Sekitar jam dua belas malam kami sampai di Kantor DInkes Meulaboh, dan menjumpai dua orang petugas Sekuriti CRS – Ramang dan Pak Syukur dengan main kartu dengan asyik. Mereka kaget dengan kemunculan kami, kemudian tertawa berbarengan. Wajah kami tertutup debu tebal yang hitam, hanya sekitar mata yang bebas debu karena terlindung oleh kacamata, membuat tampang kami menjadi aneh.

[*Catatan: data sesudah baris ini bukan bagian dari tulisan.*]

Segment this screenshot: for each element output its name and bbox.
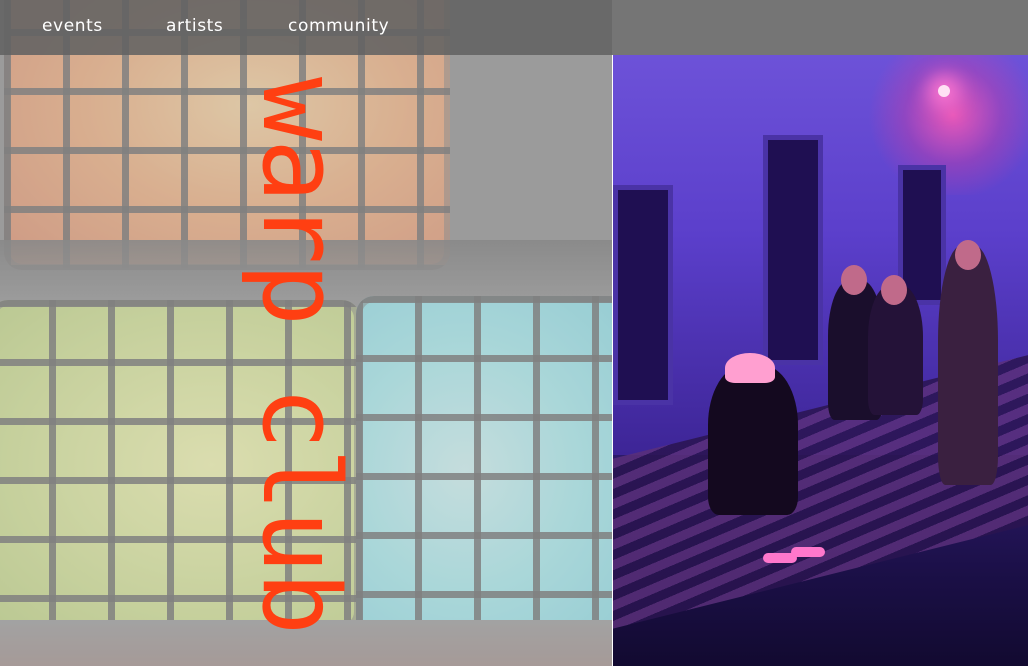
photo-head [841,265,867,295]
photo-shoe [791,547,825,557]
lamp-light [938,85,950,97]
page: warp club events artists community [0,0,1028,666]
hero-right-photo [613,55,1028,666]
photo-window [763,135,823,365]
photo-head [955,240,981,270]
photo-head [881,275,907,305]
top-navbar: events artists community [0,0,1028,55]
photo-person [708,365,798,515]
photo-person [938,245,998,485]
nav-link-community[interactable]: community [288,0,389,55]
nav-link-artists[interactable]: artists [166,0,223,55]
nav-link-events[interactable]: events [42,0,103,55]
bucket-hat [725,353,775,383]
site-title: warp club [239,76,362,634]
photo-window [613,185,673,405]
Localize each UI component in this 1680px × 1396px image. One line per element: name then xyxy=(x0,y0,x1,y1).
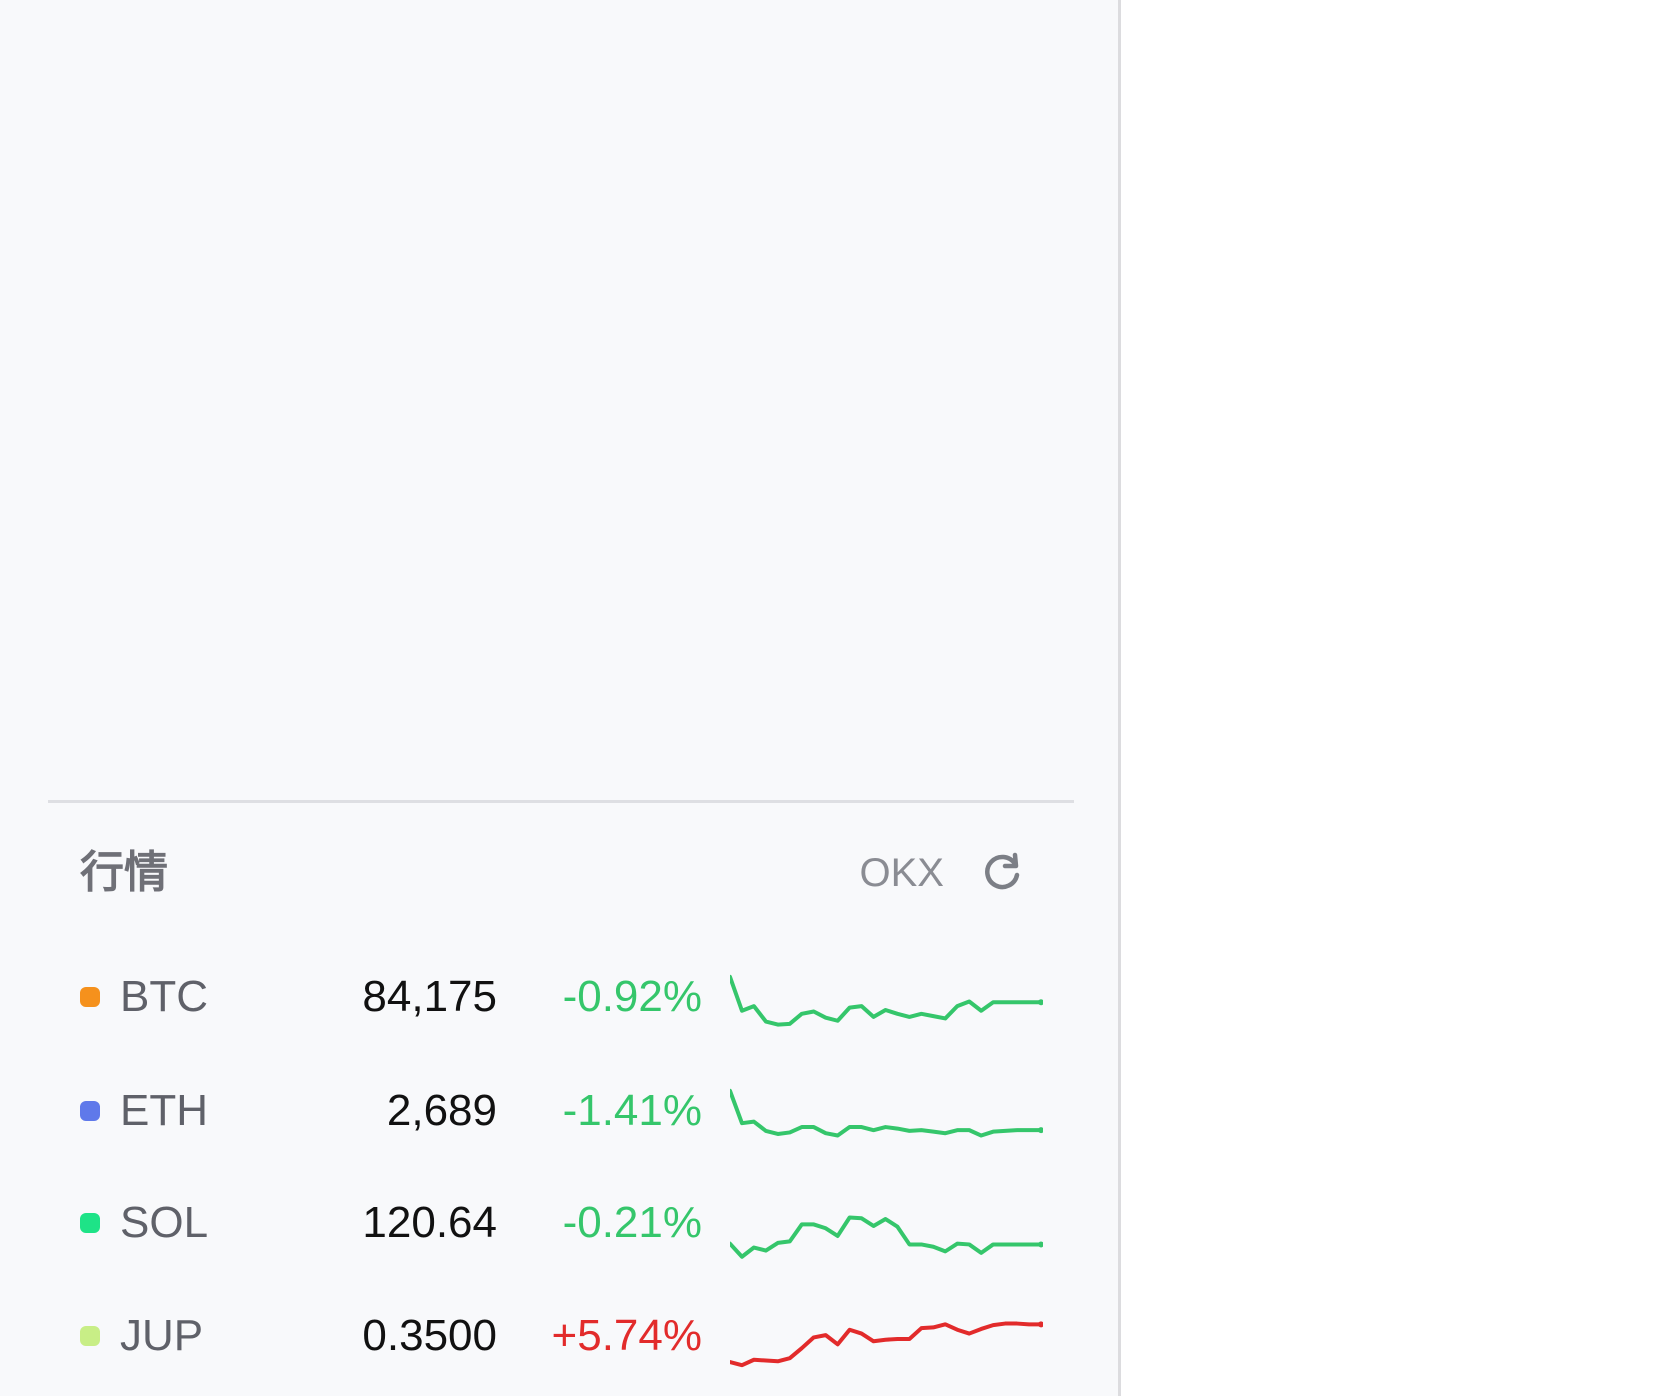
sparkline-end-point xyxy=(1038,999,1043,1006)
sol-sparkline xyxy=(730,1215,1043,1259)
ticker-row-eth: ETH 2,689 -1.41% xyxy=(48,1055,1074,1167)
ticker-price: 120.64 xyxy=(362,1198,497,1247)
jup-color-dot xyxy=(80,1326,100,1346)
sol-color-dot xyxy=(80,1213,100,1233)
ticker-change: -0.92% xyxy=(562,972,702,1021)
market-title: 行情 xyxy=(80,848,168,897)
ticker-price: 0.3500 xyxy=(362,1311,497,1360)
ticker-price: 2,689 xyxy=(386,1086,497,1135)
ticker-symbol: ETH xyxy=(120,1086,208,1135)
ticker-price: 84,175 xyxy=(362,972,497,1021)
jup-sparkline xyxy=(730,1321,1043,1368)
sparkline-end-point xyxy=(1038,1321,1043,1328)
ticker-change: -1.41% xyxy=(562,1086,702,1135)
btc-sparkline xyxy=(730,974,1043,1027)
eth-sparkline xyxy=(730,1088,1043,1138)
market-section: 行情 OKX BTC 84,175 -0.92% ETH 2,689 -1.41… xyxy=(48,803,1074,1396)
sparkline-end-point xyxy=(1038,1241,1043,1248)
sparkline-end-point xyxy=(1038,1127,1043,1134)
refresh-button[interactable] xyxy=(976,847,1028,899)
right-content-area xyxy=(1121,0,1680,1396)
refresh-icon xyxy=(985,852,1020,890)
sparkline-path xyxy=(730,1321,1043,1368)
sparkline-path xyxy=(730,1215,1043,1259)
ticker-change: -0.21% xyxy=(562,1198,702,1247)
market-side-panel: 行情 OKX BTC 84,175 -0.92% ETH 2,689 -1.41… xyxy=(0,0,1118,1396)
ticker-row-sol: SOL 120.64 -0.21% xyxy=(48,1167,1074,1279)
ticker-symbol: SOL xyxy=(120,1198,209,1247)
eth-color-dot xyxy=(80,1101,100,1121)
exchange-source-label: OKX xyxy=(859,851,944,895)
ticker-symbol: BTC xyxy=(120,972,208,1021)
ticker-change: +5.74% xyxy=(551,1311,702,1360)
btc-color-dot xyxy=(80,987,100,1007)
ticker-row-btc: BTC 84,175 -0.92% xyxy=(48,941,1074,1053)
market-header: 行情 OKX xyxy=(48,803,1074,928)
empty-content-area xyxy=(48,0,1072,714)
ticker-symbol: JUP xyxy=(120,1311,204,1360)
sparkline-path xyxy=(730,1088,1043,1138)
sparkline-path xyxy=(730,974,1043,1027)
ticker-row-jup: JUP 0.3500 +5.74% xyxy=(48,1280,1074,1392)
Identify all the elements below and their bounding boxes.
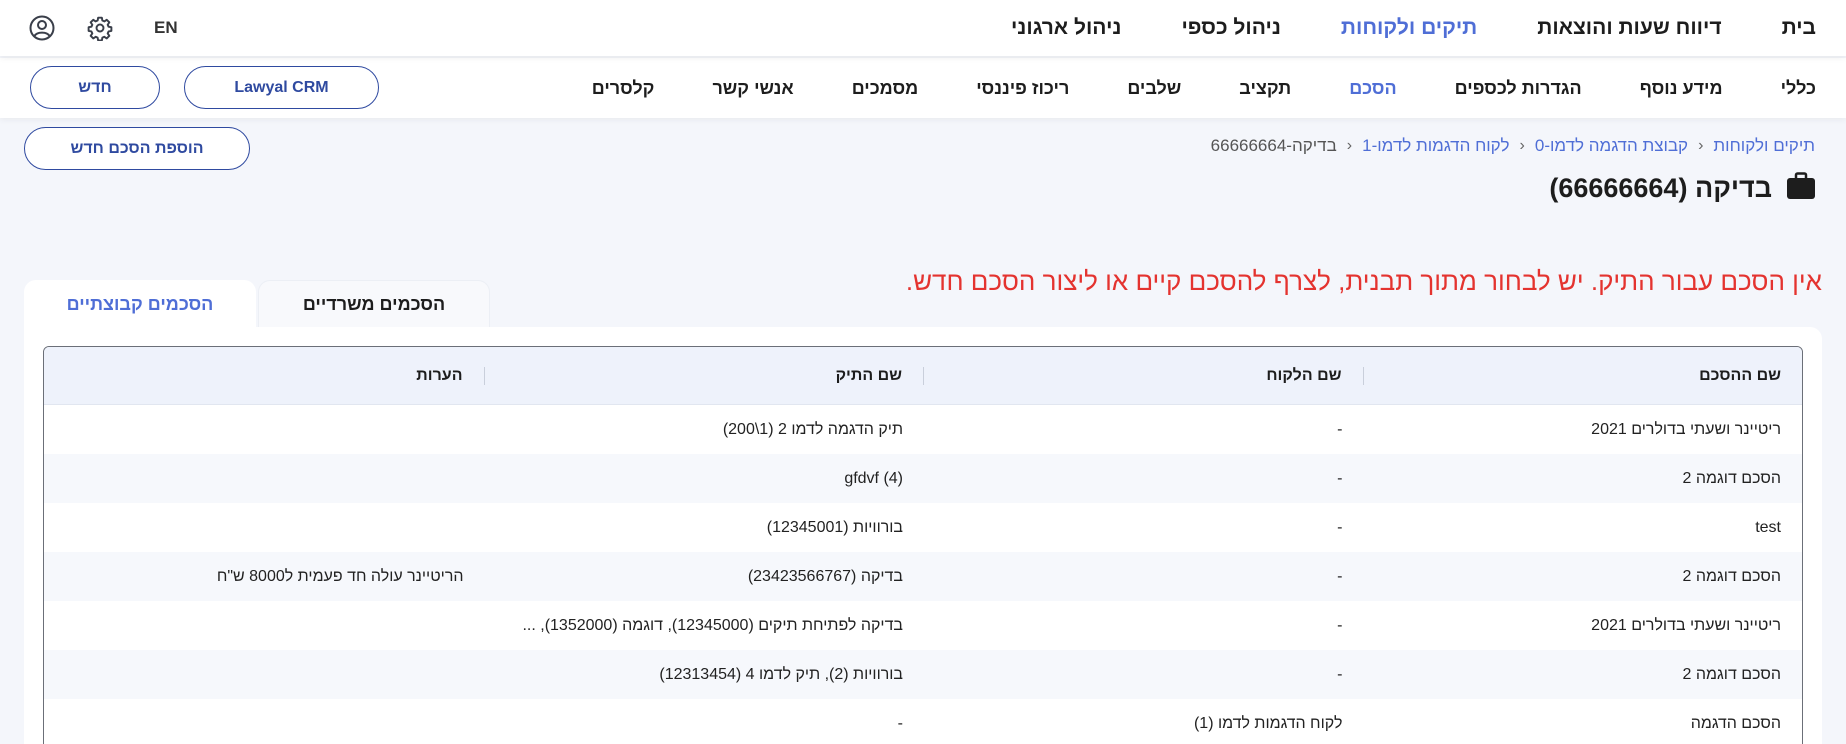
table-row[interactable]: ריטיינר ושעתי בדולרים 2021 - בדיקה לפתיח…	[44, 601, 1802, 650]
table-header: שם ההסכם שם הלקוח שם התיק הערות	[44, 347, 1802, 405]
cell-case-name: -	[897, 714, 903, 732]
page-title-row: בדיקה (66666664)	[1549, 172, 1816, 205]
header-notes[interactable]: הערות	[44, 366, 485, 385]
subnav-contacts[interactable]: אנשי קשר	[712, 78, 793, 99]
cell-case-name: בורוויות (2), תיק לדמו 4 (12313454)	[659, 665, 903, 683]
nav-home[interactable]: בית	[1782, 16, 1816, 40]
table-row[interactable]: הסכם דוגמה 2 - בורוויות (2), תיק לדמו 4 …	[44, 650, 1802, 699]
table-row[interactable]: test - בורוויות (12345001)	[44, 503, 1802, 552]
subnav-stages[interactable]: שלבים	[1127, 78, 1181, 99]
subnav-additional-info[interactable]: מידע נוסף	[1640, 78, 1723, 99]
agreements-table: שם ההסכם שם הלקוח שם התיק הערות ריטיינר …	[43, 346, 1803, 744]
table-row[interactable]: ריטיינר ושעתי בדולרים 2021 - תיק הדגמה ל…	[44, 405, 1802, 454]
no-agreement-warning: אין הסכם עבור התיק. יש לבחור מתוך תבנית,…	[905, 266, 1822, 296]
subnav-financial-summary[interactable]: ריכוז פיננסי	[976, 78, 1069, 99]
gear-icon[interactable]	[86, 14, 114, 42]
subnav-documents[interactable]: מסמכים	[852, 78, 919, 99]
cell-notes: הריטיינר עולה חד פעמית ל8000 ש"ח	[216, 567, 464, 585]
table-row[interactable]: הסכם הדגמה לקוח הדגמות לדמו (1) -	[44, 699, 1802, 744]
nav-financial[interactable]: ניהול כספי	[1181, 16, 1280, 40]
chevron-left-icon: ‹	[1698, 137, 1704, 154]
new-button[interactable]: חדש	[30, 66, 160, 109]
nav-time-reporting[interactable]: דיווח שעות והוצאות	[1537, 16, 1721, 40]
breadcrumb-group[interactable]: קבוצת הדגמה לדמו-0	[1535, 136, 1688, 156]
cell-client-name: -	[1337, 616, 1343, 634]
cell-case-name: בדיקה (23423566767)	[747, 567, 903, 585]
cell-agreement-name: ריטיינר ושעתי בדולרים 2021	[1591, 616, 1781, 634]
page-title: בדיקה (66666664)	[1549, 173, 1772, 203]
chevron-left-icon: ‹	[1346, 137, 1353, 154]
header-client-name[interactable]: שם הלקוח	[924, 366, 1364, 385]
cell-client-name: -	[1337, 518, 1343, 536]
add-agreement-button[interactable]: הוספת הסכם חדש	[24, 127, 250, 170]
cell-agreement-name: הסכם הדגמה	[1690, 714, 1781, 732]
cell-case-name: תיק הדגמה לדמו 2 (1\200)	[722, 420, 903, 438]
cell-agreement-name: test	[1755, 518, 1781, 536]
language-toggle[interactable]: EN	[154, 18, 178, 38]
cell-client-name: -	[1337, 665, 1343, 683]
top-utilities: EN	[28, 0, 178, 56]
cell-case-name: gfdvf (4)	[844, 469, 903, 487]
cell-agreement-name: הסכם דוגמה 2	[1682, 567, 1781, 585]
cell-client-name: לקוח הדגמות לדמו (1)	[1193, 714, 1343, 732]
breadcrumb: תיקים ולקוחות ‹ קבוצת הדגמה לדמו-0 ‹ לקו…	[1211, 136, 1815, 156]
lawyal-crm-button[interactable]: Lawyal CRM	[184, 66, 379, 109]
subnav-budget[interactable]: תקציב	[1239, 78, 1291, 99]
cell-agreement-name: ריטיינר ושעתי בדולרים 2021	[1591, 420, 1781, 438]
tab-office-agreements[interactable]: הסכמים משרדיים	[258, 280, 490, 328]
briefcase-icon	[1786, 172, 1816, 205]
table-body: ריטיינר ושעתי בדולרים 2021 - תיק הדגמה ל…	[44, 405, 1802, 744]
header-agreement-name[interactable]: שם ההסכם	[1364, 367, 1803, 385]
chevron-left-icon: ‹	[1519, 137, 1525, 154]
breadcrumb-cases-clients[interactable]: תיקים ולקוחות	[1713, 136, 1815, 156]
sub-actions: חדש Lawyal CRM	[30, 66, 379, 109]
cell-case-name: בורוויות (12345001)	[766, 518, 903, 536]
nav-cases-clients[interactable]: תיקים ולקוחות	[1341, 16, 1477, 40]
cell-client-name: -	[1337, 469, 1343, 487]
cell-case-name: בדיקה לפתיחת תיקים (12345000), דוגמה (13…	[522, 616, 903, 634]
breadcrumb-client[interactable]: לקוח הדגמות לדמו-1	[1362, 136, 1509, 156]
subnav-finance-settings[interactable]: הגדרות לכספים	[1455, 78, 1582, 99]
cell-client-name: -	[1337, 567, 1343, 585]
table-row[interactable]: הסכם דוגמה 2 - בדיקה (23423566767) הריטי…	[44, 552, 1802, 601]
header-case-name[interactable]: שם התיק	[485, 366, 924, 385]
case-tabs: כללי מידע נוסף הגדרות לכספים הסכם תקציב …	[592, 78, 1816, 99]
main-nav: בית דיווח שעות והוצאות תיקים ולקוחות ניה…	[1011, 16, 1816, 40]
user-circle-icon[interactable]	[28, 14, 56, 42]
table-row[interactable]: הסכם דוגמה 2 - gfdvf (4)	[44, 454, 1802, 503]
cell-agreement-name: הסכם דוגמה 2	[1682, 469, 1781, 487]
breadcrumb-current-case: בדיקה-66666664	[1210, 136, 1337, 155]
top-navigation-bar: בית דיווח שעות והוצאות תיקים ולקוחות ניה…	[0, 0, 1846, 56]
subnav-binders[interactable]: קלסרים	[592, 78, 655, 99]
subnav-general[interactable]: כללי	[1781, 78, 1816, 99]
cell-client-name: -	[1337, 420, 1343, 438]
agreements-panel: שם ההסכם שם הלקוח שם התיק הערות ריטיינר …	[24, 327, 1822, 744]
case-sub-navigation: כללי מידע נוסף הגדרות לכספים הסכם תקציב …	[0, 58, 1846, 118]
cell-agreement-name: הסכם דוגמה 2	[1682, 665, 1781, 683]
agreement-type-tabs: הסכמים קבוצתיים הסכמים משרדיים	[24, 280, 490, 328]
subnav-agreement[interactable]: הסכם	[1349, 78, 1396, 99]
nav-organizational[interactable]: ניהול ארגוני	[1011, 16, 1122, 40]
tab-group-agreements[interactable]: הסכמים קבוצתיים	[24, 280, 256, 328]
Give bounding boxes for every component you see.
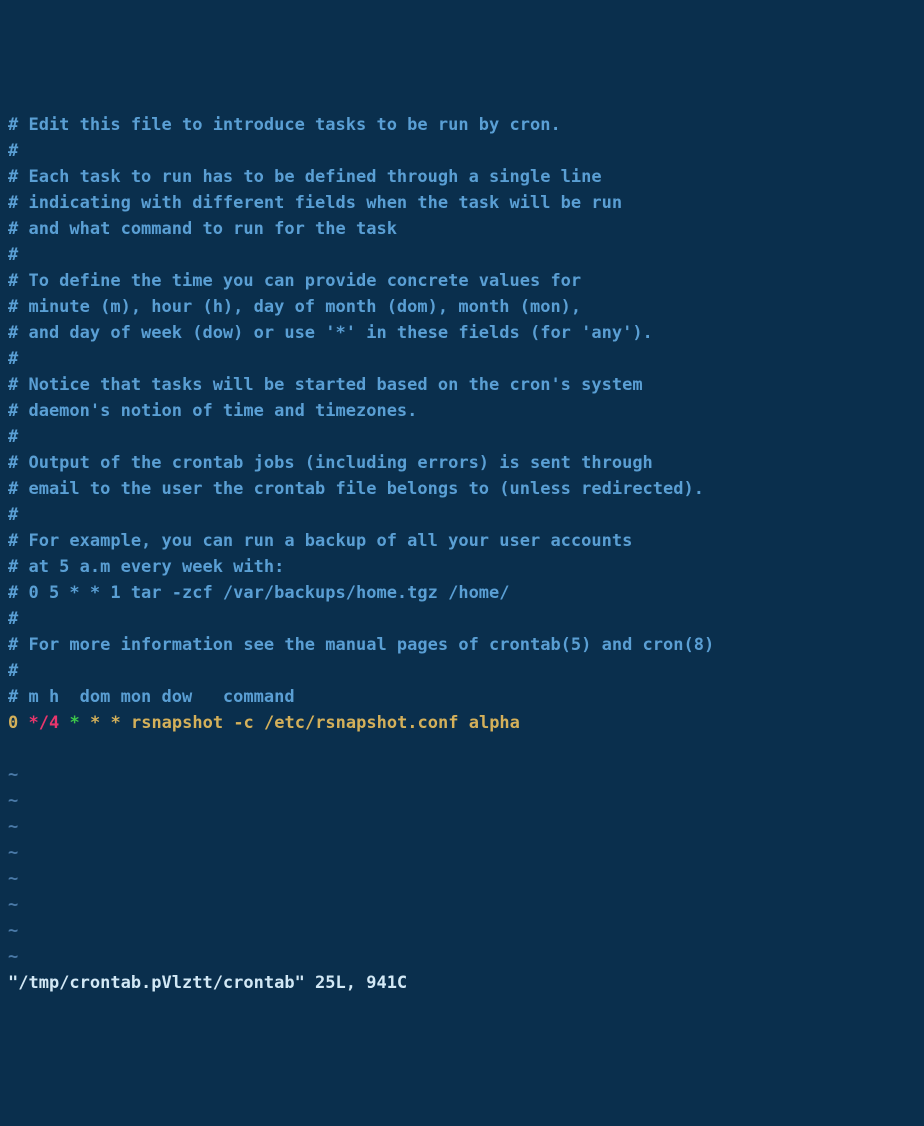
comment-line: # 0 5 * * 1 tar -zcf /var/backups/home.t… xyxy=(8,583,510,603)
cron-dom: * xyxy=(69,713,79,733)
empty-line-tilde: ~ xyxy=(8,947,18,967)
empty-line-tilde: ~ xyxy=(8,765,18,785)
comment-line: # m h dom mon dow command xyxy=(8,687,295,707)
comment-line: # indicating with different fields when … xyxy=(8,193,622,213)
comment-line: # xyxy=(8,661,18,681)
empty-line-tilde: ~ xyxy=(8,817,18,837)
comment-line: # xyxy=(8,245,18,265)
comment-line: # xyxy=(8,141,18,161)
cron-dow: * xyxy=(110,713,120,733)
empty-line-tilde: ~ xyxy=(8,843,18,863)
comment-line: # minute (m), hour (h), day of month (do… xyxy=(8,297,581,317)
comment-line: # at 5 a.m every week with: xyxy=(8,557,284,577)
comment-line: # xyxy=(8,427,18,447)
comment-line: # Notice that tasks will be started base… xyxy=(8,375,643,395)
comment-line: # and what command to run for the task xyxy=(8,219,397,239)
empty-line-tilde: ~ xyxy=(8,869,18,889)
comment-line: # Output of the crontab jobs (including … xyxy=(8,453,653,473)
empty-line-tilde: ~ xyxy=(8,791,18,811)
comment-line: # For more information see the manual pa… xyxy=(8,635,714,655)
comment-line: # For example, you can run a backup of a… xyxy=(8,531,632,551)
comment-line: # and day of week (dow) or use '*' in th… xyxy=(8,323,653,343)
comment-line: # Edit this file to introduce tasks to b… xyxy=(8,115,561,135)
cron-command: rsnapshot -c /etc/rsnapshot.conf alpha xyxy=(131,713,520,733)
empty-line-tilde: ~ xyxy=(8,921,18,941)
comment-line: # email to the user the crontab file bel… xyxy=(8,479,704,499)
comment-line: # Each task to run has to be defined thr… xyxy=(8,167,602,187)
comment-line: # To define the time you can provide con… xyxy=(8,271,581,291)
vim-status-line: "/tmp/crontab.pVlztt/crontab" 25L, 941C xyxy=(8,973,407,993)
cron-hour: */4 xyxy=(29,713,60,733)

Rasa lapar yang mendera, membuat kami mencari makanan yang ada di kulkas. Hanya ada sebungkus mi instant, jelas tidak cukup untuk kami berdua, apalagi untuk berempat. Ramang kami suruh untuk mencari nasi goreng ke kota, sementara kami setelah membersihkan diri, bergabung dengan Pak Syukur untuk bercerita tentang perjalanan yang baru kami lakukan. Capek dan letih selama perjalanan sudah hilang lenyap, berganti dengan kepuasan menjalani sesuatu yang sudah lama diimpikan.